Marcus began to walk up and down the room, out of the light into the shadow, out of the shadow into the light.  Presently he halted, and the two women watching saw that his face was drawn and ashen, like the face of an old man.

“My pleasure,” he said vacantly, “ ­that is a strange word on my lips to-night, is it not?  Well, Nehushta, you have the best of the argument.  All you say is quite true, if a little over-coloured.  Of course, Miriam is quite right not to marry me if she has scruples, and, of course, I should be quite wrong to take advantage of the accident of my being able to purchase her in the slave-ring.  I think that is all I have to say.  Miriam, I free you, as indeed I remember I promised the Essenes that I would do.  Since no one knows you belong to me, I suppose that no formal ceremony will be necessary.  It is a manumission ‘inter amicos,’ as the lawyers say, but quite valid.  As to the title to the Tyre property, I accept it in payment of the debt, but I beg that you will keep it a while on my behalf, for, at present, there might be trouble about transferring it into my name.  Now, good-night.  Nehushta will take you to her room, Miriam, and to-morrow you can depart whither you will.  I wish you all fortune, and ­why do you not thank me?  Under the circumstances, it would be kind.”

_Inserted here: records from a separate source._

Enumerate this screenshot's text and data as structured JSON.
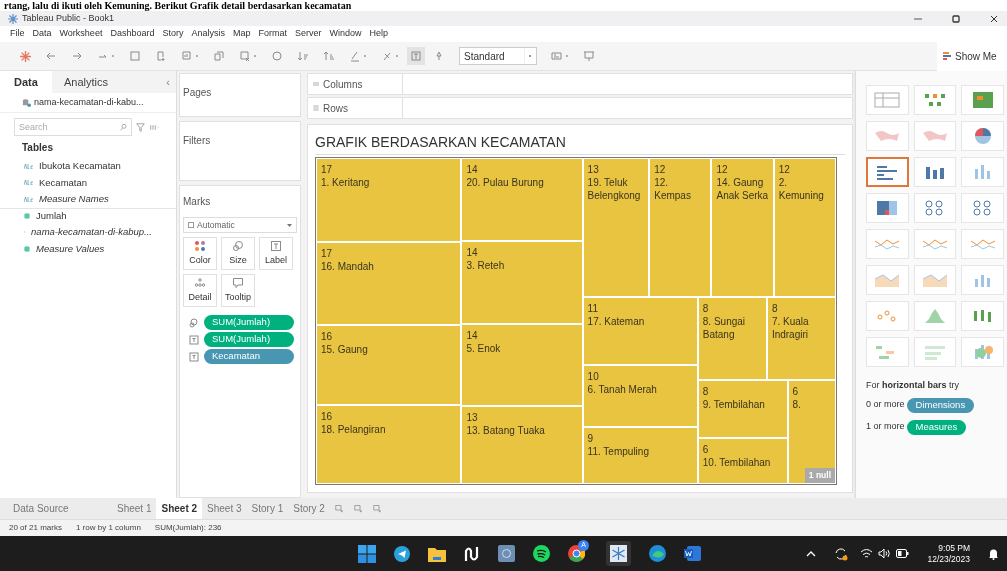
{
  "document_text_above": "rtang, lalu di ikuti oleh Kemuning. Berikut Grafik detail berdasarkan kecamatan",
  "window": {
    "title": "Tableau Public - Book1"
  },
  "menu": [
    "File",
    "Data",
    "Worksheet",
    "Dashboard",
    "Story",
    "Analysis",
    "Map",
    "Format",
    "Server",
    "Window",
    "Help"
  ],
  "toolbar": {
    "fit_dropdown": "Standard",
    "show_me": "Show Me"
  },
  "left_panel": {
    "tabs": [
      {
        "label": "Data",
        "selected": true
      },
      {
        "label": "Analytics",
        "selected": false
      }
    ],
    "collapse": "‹",
    "data_source": "nama-kecamatan-di-kabu...",
    "search": {
      "placeholder": "Search"
    },
    "heading": "Tables",
    "fields": [
      {
        "kind": "dimension",
        "name": "Ibukota Kecamatan",
        "italic": false
      },
      {
        "kind": "dimension",
        "name": "Kecamatan",
        "italic": false
      },
      {
        "kind": "dimension",
        "name": "Measure Names",
        "italic": true
      },
      {
        "kind": "measure",
        "name": "Jumlah",
        "italic": false
      },
      {
        "kind": "measure",
        "name": "nama-kecamatan-di-kabup...",
        "italic": true
      },
      {
        "kind": "measure",
        "name": "Measure Values",
        "italic": true
      }
    ]
  },
  "cards": {
    "pages": "Pages",
    "filters": "Filters",
    "marks": {
      "title": "Marks",
      "mark_type": "Automatic",
      "buttons": [
        "Color",
        "Size",
        "Label",
        "Detail",
        "Tooltip"
      ],
      "pills": [
        {
          "kind": "size",
          "color": "#00b180",
          "label": "SUM(Jumlah)"
        },
        {
          "kind": "label",
          "color": "#00b180",
          "label": "SUM(Jumlah)"
        },
        {
          "kind": "label",
          "color": "#4996b2",
          "label": "Kecamatan"
        }
      ]
    }
  },
  "shelves": {
    "columns": "Columns",
    "rows": "Rows"
  },
  "sheet": {
    "title": "GRAFIK BERDASARKAN KECAMATAN",
    "null_badge": "1 null",
    "treemap": [
      {
        "value": "17",
        "label": "1. Keritang"
      },
      {
        "value": "17",
        "label": "16. Mandah"
      },
      {
        "value": "16",
        "label": "15. Gaung"
      },
      {
        "value": "16",
        "label": "18. Pelangiran"
      },
      {
        "value": "14",
        "label": "20. Pulau Burung"
      },
      {
        "value": "14",
        "label": "3. Reteh"
      },
      {
        "value": "14",
        "label": "5. Enok"
      },
      {
        "value": "13",
        "label": "13. Batang Tuaka"
      },
      {
        "value": "13",
        "label": "19. Teluk Belengkong"
      },
      {
        "value": "12",
        "label": "12. Kempas"
      },
      {
        "value": "12",
        "label": "14. Gaung Anak Serka"
      },
      {
        "value": "12",
        "label": "2. Kemuning"
      },
      {
        "value": "11",
        "label": "17. Kateman"
      },
      {
        "value": "10",
        "label": "6. Tanah Merah"
      },
      {
        "value": "9",
        "label": "11. Tempuling"
      },
      {
        "value": "8",
        "label": "8. Sungai Batang"
      },
      {
        "value": "8",
        "label": "7. Kuala Indragiri"
      },
      {
        "value": "8",
        "label": "9. Tembilahan"
      },
      {
        "value": "6",
        "label": "10. Tembilahan"
      },
      {
        "value": "6",
        "label": "8."
      }
    ]
  },
  "show_me": {
    "chart_types": [
      {
        "selected": false
      },
      {
        "selected": false
      },
      {
        "selected": false
      },
      {
        "selected": false
      },
      {
        "selected": false
      },
      {
        "selected": false
      },
      {
        "selected": true
      },
      {
        "selected": false
      },
      {
        "selected": false
      },
      {
        "selected": false
      },
      {
        "selected": false
      },
      {
        "selected": false
      },
      {
        "selected": false
      },
      {
        "selected": false
      },
      {
        "selected": false
      },
      {
        "selected": false
      },
      {
        "selected": false
      },
      {
        "selected": false
      },
      {
        "selected": false
      },
      {
        "selected": false
      },
      {
        "selected": false
      },
      {
        "selected": false
      },
      {
        "selected": false
      },
      {
        "selected": false
      }
    ],
    "hint": "For **horizontal bars** try",
    "dimensions_prefix": "0 or more",
    "dimensions": "Dimensions",
    "measures_prefix": "1 or more",
    "measures": "Measures"
  },
  "sheet_tabs": [
    {
      "label": "Data Source",
      "selected": false
    },
    {
      "label": "Sheet 1",
      "selected": false
    },
    {
      "label": "Sheet 2",
      "selected": true
    },
    {
      "label": "Sheet 3",
      "selected": false
    },
    {
      "label": "Story 1",
      "selected": false
    },
    {
      "label": "Story 2",
      "selected": false
    }
  ],
  "status_bar": [
    "20 of 21 marks",
    "1 row by 1 column",
    "SUM(Jumlah): 236"
  ],
  "taskbar": {
    "chrome_badge": "A",
    "time": "9:05 PM",
    "date": "12/23/2023"
  }
}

But Miriam only burst into a flood of tears.

“What will you do, Marcus?  Oh! what will you do?” she sobbed.

“In all probability, things which I would rather you did not know of,” he answered bitterly, “or I may take it into my head to accept the suggestion of our friend, Nehushta, and begin to search those Scriptures of which I have heard so much; that seem, by the way, specially designed to prevent the happiness of men and women.”  Then he added fiercely, “Go, girl, go at once, for if you stand there weeping before me any longer, I tell you that I shall change my mind, and as Nehushta says, imperil the safety of your soul, and of my own ­which does not matter.”

So Miriam stumbled from the room and through the curtained doorway.  As Nehushta followed her Marcus caught her by the arm.

“I have half a mind to murder you,” he said, quietly.

The old Libyan only laughed.

“All I have said is true and for your own good, Marcus,” she answered, “and you will live to know it.”

“Where will you take her?”

“I don’t know yet, but Christians always have friends.”

“You will let me hear of her.”

“Surely, if it is safe.”

“And if she needs help you will tell me?”

“Surely, and if you need her help, and it can be done, I will bring her to you.”

“Then may I need help soon,” he said.  “Begone.”